Equation 1 takes the above-mentioned point into consideration, and the denominator can be a weight ratio of the isotope ¹⁴ C / ¹² C derived from biomass, for example, about 1.2 x 10 ^-12 , Lt; RTI ID = 0.0 > ¹⁴ C / ¹² C. < / RTI > As described above, while the carbon atoms derived from biomass maintain an isotope weight ratio of about 1.2 x 10 <" ^{12 &} gt ;, the carbon atoms derived from fossil fuels have a In the polylactic acid resin contained in the resin composition of the embodiment, the organic carbon content (% C _bio ) of the total carbon atoms originating from the biomass can be measured by the above formula (1). At this time, the content of each carbon isotope and the content ratio thereof (weight ratio) are described in ASTM D6866-06 standard (standard test method for determining the biological base content of a natural substance using radioactive carbon and isotope ratio mass spectrometry analysis) And can be measured according to one of the three methods. Suitably, the carbon atoms contained in the resin to be measured may be converted into a graphite or carbon dioxide gas form, measured by a mass spectrometer, or measured by liquid scintillation spectrometry. At this time, together with the mass spectrometer, two isotopes can be separated using an accelerator for separating ¹⁴ C ions from ¹² C ions, and the content and content ratio of each isotope can be measured by a mass spectrometer. Alternatively, the content and content ratio of each isotope may be determined using liquid scintillation spectroscopy, which is obvious to a person skilled in the art.
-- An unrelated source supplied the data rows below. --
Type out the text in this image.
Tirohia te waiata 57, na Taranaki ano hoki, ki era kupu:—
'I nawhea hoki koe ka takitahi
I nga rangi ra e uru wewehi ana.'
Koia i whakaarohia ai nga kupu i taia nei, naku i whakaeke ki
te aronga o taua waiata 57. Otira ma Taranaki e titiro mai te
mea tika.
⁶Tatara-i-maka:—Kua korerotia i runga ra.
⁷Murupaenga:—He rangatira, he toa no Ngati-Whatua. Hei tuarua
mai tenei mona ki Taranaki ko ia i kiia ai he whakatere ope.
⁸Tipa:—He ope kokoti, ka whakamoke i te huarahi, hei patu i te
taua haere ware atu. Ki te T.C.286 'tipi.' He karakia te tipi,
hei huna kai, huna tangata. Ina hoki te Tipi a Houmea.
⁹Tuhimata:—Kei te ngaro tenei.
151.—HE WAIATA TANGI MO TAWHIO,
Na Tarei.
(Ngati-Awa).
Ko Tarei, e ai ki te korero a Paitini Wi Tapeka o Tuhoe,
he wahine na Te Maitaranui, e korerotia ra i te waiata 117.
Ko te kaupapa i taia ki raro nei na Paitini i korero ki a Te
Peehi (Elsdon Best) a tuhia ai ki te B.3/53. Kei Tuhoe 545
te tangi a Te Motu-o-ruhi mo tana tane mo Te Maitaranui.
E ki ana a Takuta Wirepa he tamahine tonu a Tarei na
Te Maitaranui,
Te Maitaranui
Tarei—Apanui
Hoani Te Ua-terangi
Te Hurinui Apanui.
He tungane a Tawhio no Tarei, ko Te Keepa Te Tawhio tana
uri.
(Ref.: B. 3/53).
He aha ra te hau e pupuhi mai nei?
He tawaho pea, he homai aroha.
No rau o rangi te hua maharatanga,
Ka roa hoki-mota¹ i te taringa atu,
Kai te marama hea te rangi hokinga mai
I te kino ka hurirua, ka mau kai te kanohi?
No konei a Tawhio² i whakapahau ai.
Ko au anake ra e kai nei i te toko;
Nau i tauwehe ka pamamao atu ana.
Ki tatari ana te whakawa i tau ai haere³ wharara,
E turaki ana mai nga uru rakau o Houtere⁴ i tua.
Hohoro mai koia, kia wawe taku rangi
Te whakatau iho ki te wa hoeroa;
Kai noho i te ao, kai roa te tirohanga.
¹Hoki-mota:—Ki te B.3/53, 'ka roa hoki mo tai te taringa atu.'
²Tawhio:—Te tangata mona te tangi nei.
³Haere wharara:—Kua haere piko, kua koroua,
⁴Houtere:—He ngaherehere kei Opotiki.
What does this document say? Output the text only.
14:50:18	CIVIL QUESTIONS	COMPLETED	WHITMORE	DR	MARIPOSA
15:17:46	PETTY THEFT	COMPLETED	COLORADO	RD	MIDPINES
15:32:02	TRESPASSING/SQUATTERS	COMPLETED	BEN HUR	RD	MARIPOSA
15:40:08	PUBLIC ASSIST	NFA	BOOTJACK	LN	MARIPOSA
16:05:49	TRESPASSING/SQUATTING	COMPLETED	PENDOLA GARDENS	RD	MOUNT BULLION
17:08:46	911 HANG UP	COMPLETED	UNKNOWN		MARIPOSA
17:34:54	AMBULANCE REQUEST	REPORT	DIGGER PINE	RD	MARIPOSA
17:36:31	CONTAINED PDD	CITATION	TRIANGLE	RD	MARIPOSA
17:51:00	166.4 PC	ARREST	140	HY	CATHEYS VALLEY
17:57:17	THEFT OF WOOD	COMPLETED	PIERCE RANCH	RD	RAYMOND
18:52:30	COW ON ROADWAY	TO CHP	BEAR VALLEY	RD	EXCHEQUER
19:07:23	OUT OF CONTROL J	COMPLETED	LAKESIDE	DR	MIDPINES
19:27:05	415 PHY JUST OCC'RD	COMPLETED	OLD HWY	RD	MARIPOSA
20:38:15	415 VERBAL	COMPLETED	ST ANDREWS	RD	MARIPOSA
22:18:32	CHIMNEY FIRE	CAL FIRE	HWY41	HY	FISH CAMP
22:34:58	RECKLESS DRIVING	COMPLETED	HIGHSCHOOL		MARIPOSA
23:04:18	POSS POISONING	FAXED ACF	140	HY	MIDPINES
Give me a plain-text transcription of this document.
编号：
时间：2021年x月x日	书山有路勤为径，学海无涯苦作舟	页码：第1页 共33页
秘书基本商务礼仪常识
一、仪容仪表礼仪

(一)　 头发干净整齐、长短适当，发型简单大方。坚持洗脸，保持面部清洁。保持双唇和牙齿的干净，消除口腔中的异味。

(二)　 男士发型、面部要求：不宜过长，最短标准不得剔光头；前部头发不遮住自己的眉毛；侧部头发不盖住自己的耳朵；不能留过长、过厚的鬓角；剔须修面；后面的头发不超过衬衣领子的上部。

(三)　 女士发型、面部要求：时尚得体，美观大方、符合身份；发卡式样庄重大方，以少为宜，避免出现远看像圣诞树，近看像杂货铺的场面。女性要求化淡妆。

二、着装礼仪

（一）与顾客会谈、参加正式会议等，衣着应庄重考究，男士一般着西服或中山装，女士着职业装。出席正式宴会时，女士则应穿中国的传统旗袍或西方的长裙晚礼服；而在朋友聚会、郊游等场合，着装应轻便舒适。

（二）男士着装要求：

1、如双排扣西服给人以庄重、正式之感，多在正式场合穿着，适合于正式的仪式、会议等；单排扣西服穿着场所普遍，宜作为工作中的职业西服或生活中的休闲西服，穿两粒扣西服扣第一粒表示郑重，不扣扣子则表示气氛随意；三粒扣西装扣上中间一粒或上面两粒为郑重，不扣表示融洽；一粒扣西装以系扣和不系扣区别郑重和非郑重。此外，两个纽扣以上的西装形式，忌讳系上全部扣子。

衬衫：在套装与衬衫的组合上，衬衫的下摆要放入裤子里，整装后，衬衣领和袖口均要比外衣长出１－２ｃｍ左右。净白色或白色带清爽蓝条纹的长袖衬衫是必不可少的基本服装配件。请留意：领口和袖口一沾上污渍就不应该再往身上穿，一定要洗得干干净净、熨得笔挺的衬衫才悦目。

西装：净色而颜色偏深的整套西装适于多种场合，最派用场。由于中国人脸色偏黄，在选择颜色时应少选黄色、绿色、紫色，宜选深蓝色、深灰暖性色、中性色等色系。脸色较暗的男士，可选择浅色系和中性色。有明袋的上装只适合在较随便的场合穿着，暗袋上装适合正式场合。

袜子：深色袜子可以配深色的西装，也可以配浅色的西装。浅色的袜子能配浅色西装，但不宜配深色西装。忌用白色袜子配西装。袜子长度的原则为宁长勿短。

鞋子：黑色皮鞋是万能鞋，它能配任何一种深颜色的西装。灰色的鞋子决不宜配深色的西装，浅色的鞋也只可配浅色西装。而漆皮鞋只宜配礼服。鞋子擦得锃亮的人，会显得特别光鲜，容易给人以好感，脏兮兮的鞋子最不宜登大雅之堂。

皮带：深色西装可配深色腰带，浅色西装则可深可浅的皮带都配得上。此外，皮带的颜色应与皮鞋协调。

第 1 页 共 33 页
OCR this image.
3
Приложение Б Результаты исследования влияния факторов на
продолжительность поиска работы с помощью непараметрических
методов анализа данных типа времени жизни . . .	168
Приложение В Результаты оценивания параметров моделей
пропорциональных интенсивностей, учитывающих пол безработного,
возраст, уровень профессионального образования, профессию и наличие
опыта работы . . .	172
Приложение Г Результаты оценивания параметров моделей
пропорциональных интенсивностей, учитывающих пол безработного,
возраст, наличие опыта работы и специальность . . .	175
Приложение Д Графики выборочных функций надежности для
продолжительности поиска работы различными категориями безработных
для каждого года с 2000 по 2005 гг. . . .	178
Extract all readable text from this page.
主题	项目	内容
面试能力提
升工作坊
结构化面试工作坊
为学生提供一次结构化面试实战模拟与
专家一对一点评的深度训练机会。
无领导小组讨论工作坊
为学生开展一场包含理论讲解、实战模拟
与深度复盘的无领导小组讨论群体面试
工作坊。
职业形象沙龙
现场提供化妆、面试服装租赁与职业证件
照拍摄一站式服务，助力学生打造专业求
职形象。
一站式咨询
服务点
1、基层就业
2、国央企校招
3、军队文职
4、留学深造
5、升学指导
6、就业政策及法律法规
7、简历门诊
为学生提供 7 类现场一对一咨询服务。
As the measured value of the organic carbon content (% C _bio ) of the thus derived formula 1 is about 60% by weight or more, the polylactic acid resin and the resin composition of one embodiment including the polylactic acid resin contain a larger amount of the resin derived from the biomass And carbon, and the polylactic acid resin and the resin composition of one embodiment can suitably exhibit unique environment-friendly characteristics and biodegradability.

More specifically, the poly (lactic acid) resin that satisfies such a high organic carbon content (% C _bio ) and the resin composition of one embodiment including the poly (lactic acid) resin can exhibit the environment-friendly characteristics described below.

Biochemicals such as poly lactic acid resins are biodegradable and have low carbon dioxide emissions and can reduce CO2 emissions by up to 108% compared to petrochemical products at present technology level and reduce energy for resin manufacturing by up to 50% can do. In addition, the production of bioplastics using biomass raw materials is expected to reduce CO2 emissions by up to 70% compared to the use of fossil raw materials, as calculated by the ISO 14000 compliant Life Cycle Analysis (LCA).

As a concrete example, according to NatureWorks, when manufacturing PET resin, 3.4 kg of carbon dioxide is emitted per kg, while polyol acid resin, which is a type of bio-plastic, generates only 0.77 kg of carbon dioxide per kg, resulting in a reduction effect of about 77% It is also known that energy use is only 56% of PET. However, in the case of a previously known poly (lactic acid) resin, application is limited due to low flexibility and the like, and when other components such as a plasticizer are included in order to solve this problem, there is a problem that the advantages as the bioplastics described above are greatly reduced.

However, since the polylactic acid resin and the resin composition of one embodiment including the polylactic acid resin satisfy the above-mentioned high organic carbon content (% C _bio ), it is possible to fully utilize the advantage as a bioplastic, And can be applied to various fields.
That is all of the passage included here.